*** OpenAI Launches “Atlas” AI-Powered Browser | THE DAILY TRIBUNE | KINGDOM OF BAHRAIN

OpenAI Launches “Atlas” AI-Powered Browser

Atlas, a web browser powered by artificial intelligence, designed to rival Google Chrome and redefine online search.

“This is an AI-powered web browser built around ChatGPT,” OpenAI CEO Sam Altman announced during a livestreamed presentation. The move signals OpenAI’s growing ambition to challenge Google, which has been rapidly embedding AI across its platforms in response.

A standout feature of Atlas is its “agent mode”, where ChatGPT acts as a personal research assistant. In this mode, the AI independently navigates the web, returning results and insights directly to the user.

“It’s got all your stuff and is clicking around,” Altman explained. “You can watch it or not—you don’t have to—but it’s using the internet for you.”

Atlas is set to launch Tuesday for Apple computers, though agent mode will be exclusive to Plus and Pro subscribers. Altman said OpenAI plans to expand to Windows and mobile devices but did not provide a timeline. “This is still early days for this project,” he noted.

The features shown in the demonstration bear similarities to existing capabilities in Google Chrome and Microsoft Edge, yet Atlas aims to leverage ChatGPT’s conversational AI to create a more interactive browsing experience.

The announcement comes amid a surge in AI investment by tech giants including Amazon, Google, Meta, Microsoft, and Elon Musk’s xAI, following the blockbuster launch of ChatGPT in late 2022.
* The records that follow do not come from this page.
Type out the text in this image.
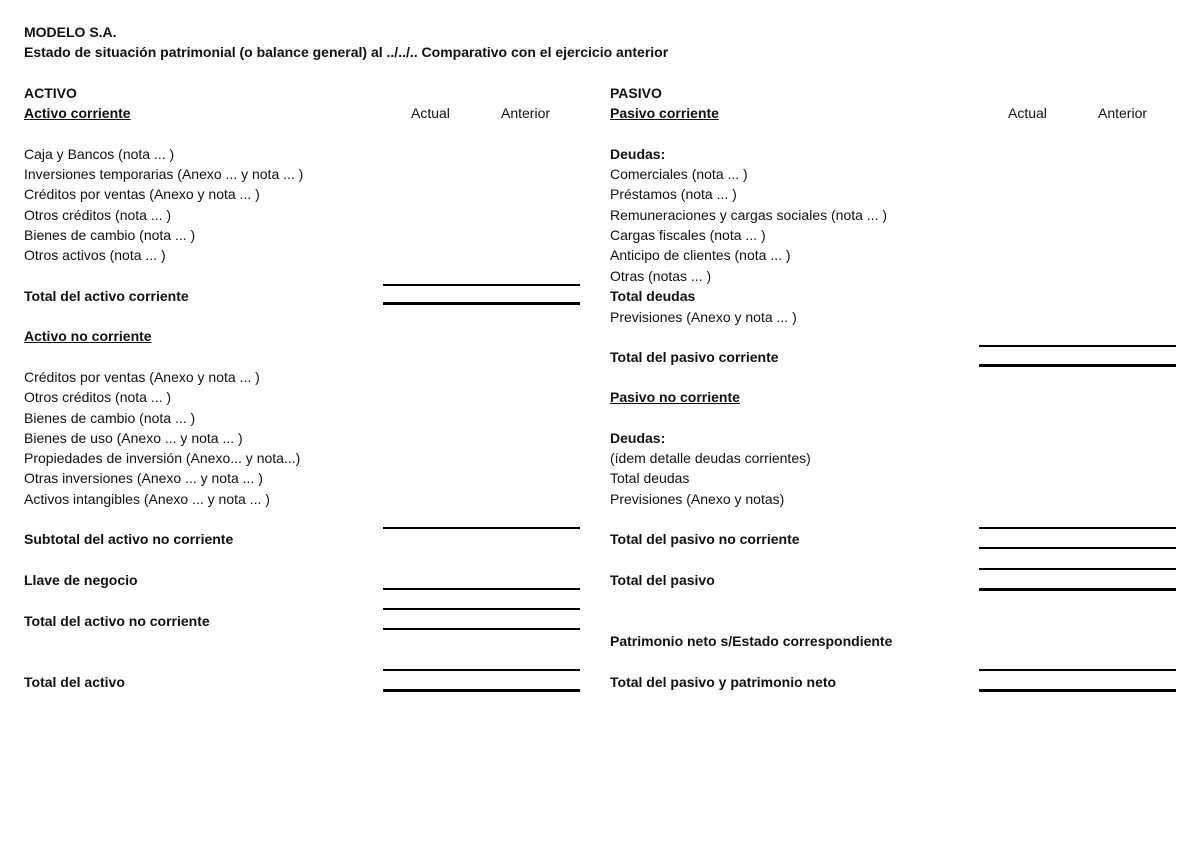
MODELO S.A.
Estado de situación patrimonial (o balance general) al ../../.. Comparativo con el ejercicio anterior
ACTIVO
Activo corriente	Actual	Anterior
Caja y Bancos (nota ... )
Inversiones temporarias (Anexo ... y nota ... )
Créditos por ventas (Anexo y nota ... )
Otros créditos (nota ... )
Bienes de cambio (nota ... )
Otros activos (nota ... )
Total del activo corriente
Activo no corriente
Créditos por ventas (Anexo y nota ... )
Otros créditos (nota ... )
Bienes de cambio (nota ... )
Bienes de uso (Anexo ... y nota ... )
Propiedades de inversión (Anexo... y nota...)
Otras inversiones (Anexo ... y nota ... )
Activos intangibles (Anexo ... y nota ... )
Subtotal del activo no corriente
Llave de negocio
Total del activo no corriente
Total del activo
PASIVO
Pasivo corriente	Actual	Anterior
Deudas:
Comerciales (nota ... )
Préstamos (nota ... )
Remuneraciones y cargas sociales (nota ... )
Cargas fiscales (nota ... )
Anticipo de clientes (nota ... )
Otras (notas ... )
Total deudas
Previsiones (Anexo y nota ... )
Total del pasivo corriente
Pasivo no corriente
Deudas:
(ídem detalle deudas corrientes)
Total deudas
Previsiones (Anexo y notas)
Total del pasivo no corriente
Total del pasivo
Patrimonio neto s/Estado correspondiente
Total del pasivo y patrimonio neto
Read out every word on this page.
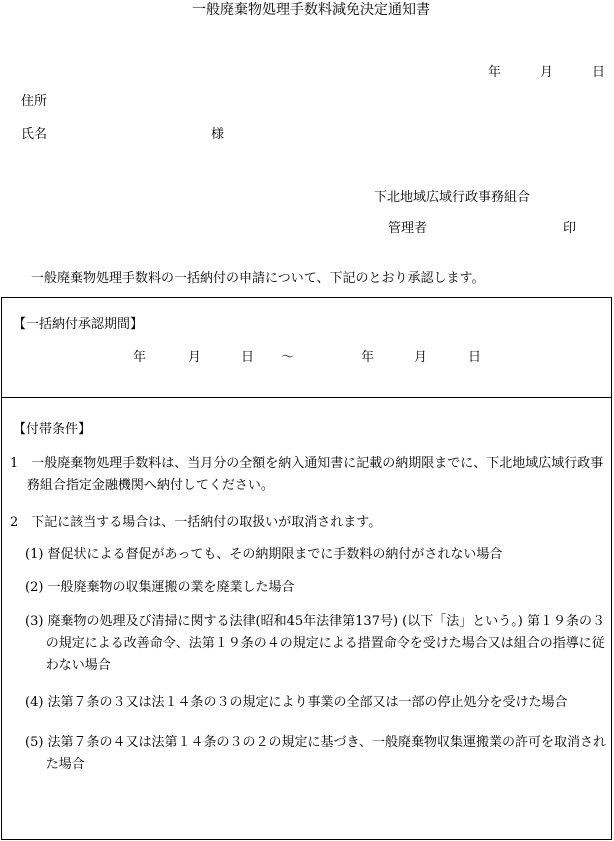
一般廃棄物処理手数料減免決定通知書
年	月	日
住所
氏名	様
下北地域広域行政事務組合
管理者	印
一般廃棄物処理手数料の一括納付の申請について、下記のとおり承認します。
【一括納付承認期間】
年	月	日 ～	年	月	日
【付帯条件】
1　一般廃棄物処理手数料は、当月分の全額を納入通知書に記載の納期限までに、下北地域広域行政事務組合指定金融機関へ納付してください。
2　下記に該当する場合は、一括納付の取扱いが取消されます。
(1) 督促状による督促があっても、その納期限までに手数料の納付がされない場合
(2) 一般廃棄物の収集運搬の業を廃業した場合
(3) 廃棄物の処理及び清掃に関する法律(昭和45年法律第137号) (以下「法」という。) 第１９条の３の規定による改善命令、法第１９条の４の規定による措置命令を受けた場合又は組合の指導に従わない場合
(4) 法第７条の３又は法１４条の３の規定により事業の全部又は一部の停止処分を受けた場合
(5) 法第７条の４又は法第１４条の３の２の規定に基づき、一般廃棄物収集運搬業の許可を取消された場合
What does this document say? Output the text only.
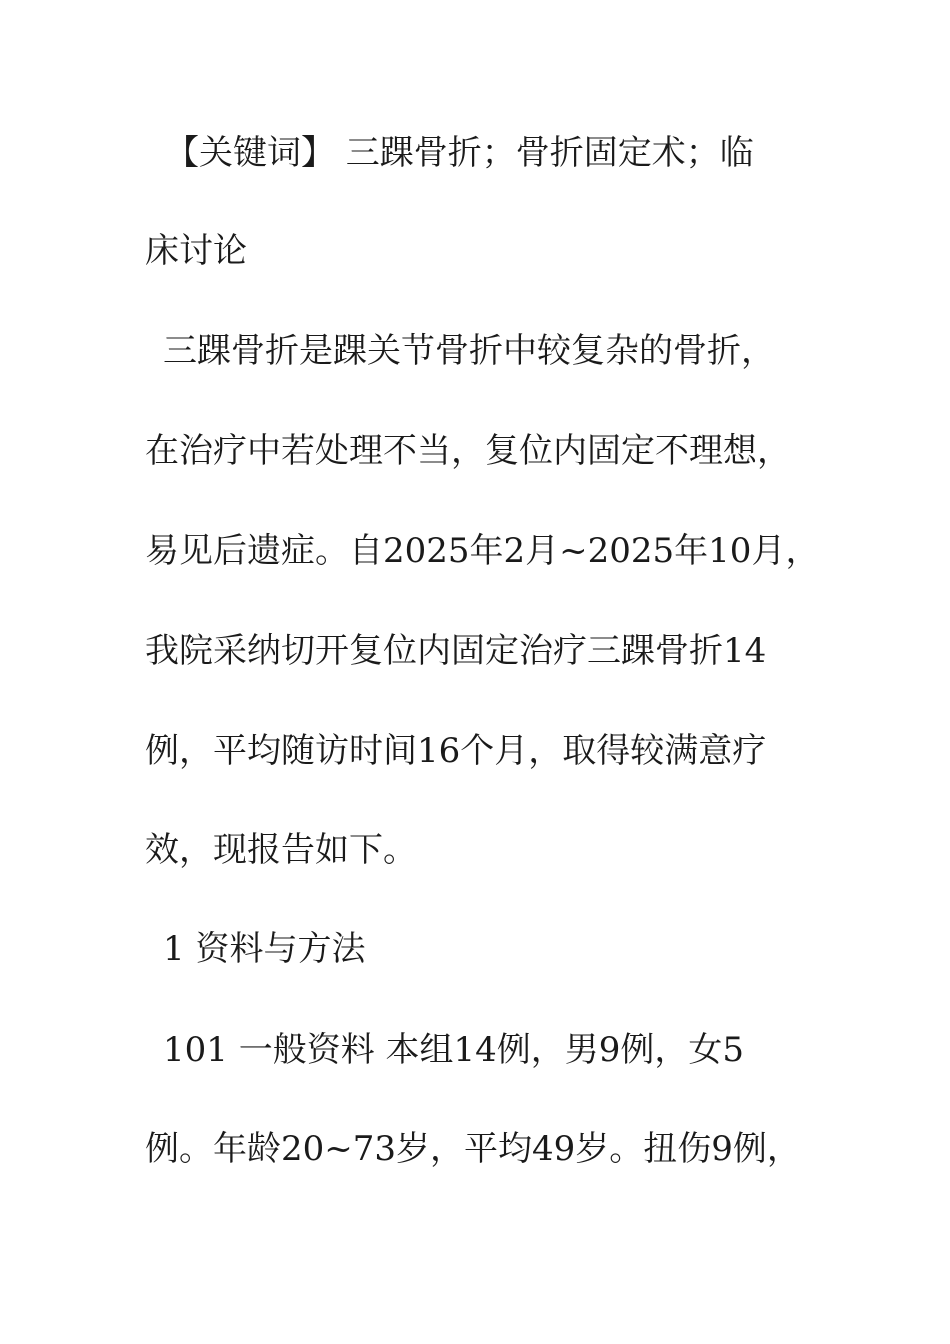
【关键词】 三踝骨折；骨折固定术；临
床讨论
三踝骨折是踝关节骨折中较复杂的骨折，
在治疗中若处理不当，复位内固定不理想，
易见后遗症。自2025年2月~2025年10月，
我院采纳切开复位内固定治疗三踝骨折14
例，平均随访时间16个月，取得较满意疗
效，现报告如下。
1 资料与方法
101 一般资料 本组14例，男9例，女5
例。年龄20~73岁，平均49岁。扭伤9例，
Atlas also arrives in the wake of a landmark US antitrust case against Google, in which the tech giant avoided a forced breakup of Chrome. Judge Amit Mehta, who ruled last year that Google had illegally maintained monopolies in online search, imposed remedies such as data-sharing requirements and restrictions on exclusive search deals. Mehta acknowledged that the AI-driven search landscape has evolved since the case was first filed in 2020.

With Atlas, OpenAI is positioning itself at the forefront of this new era, where artificial intelligence and web browsing intersect—and where the competition with Google is only getting hotter.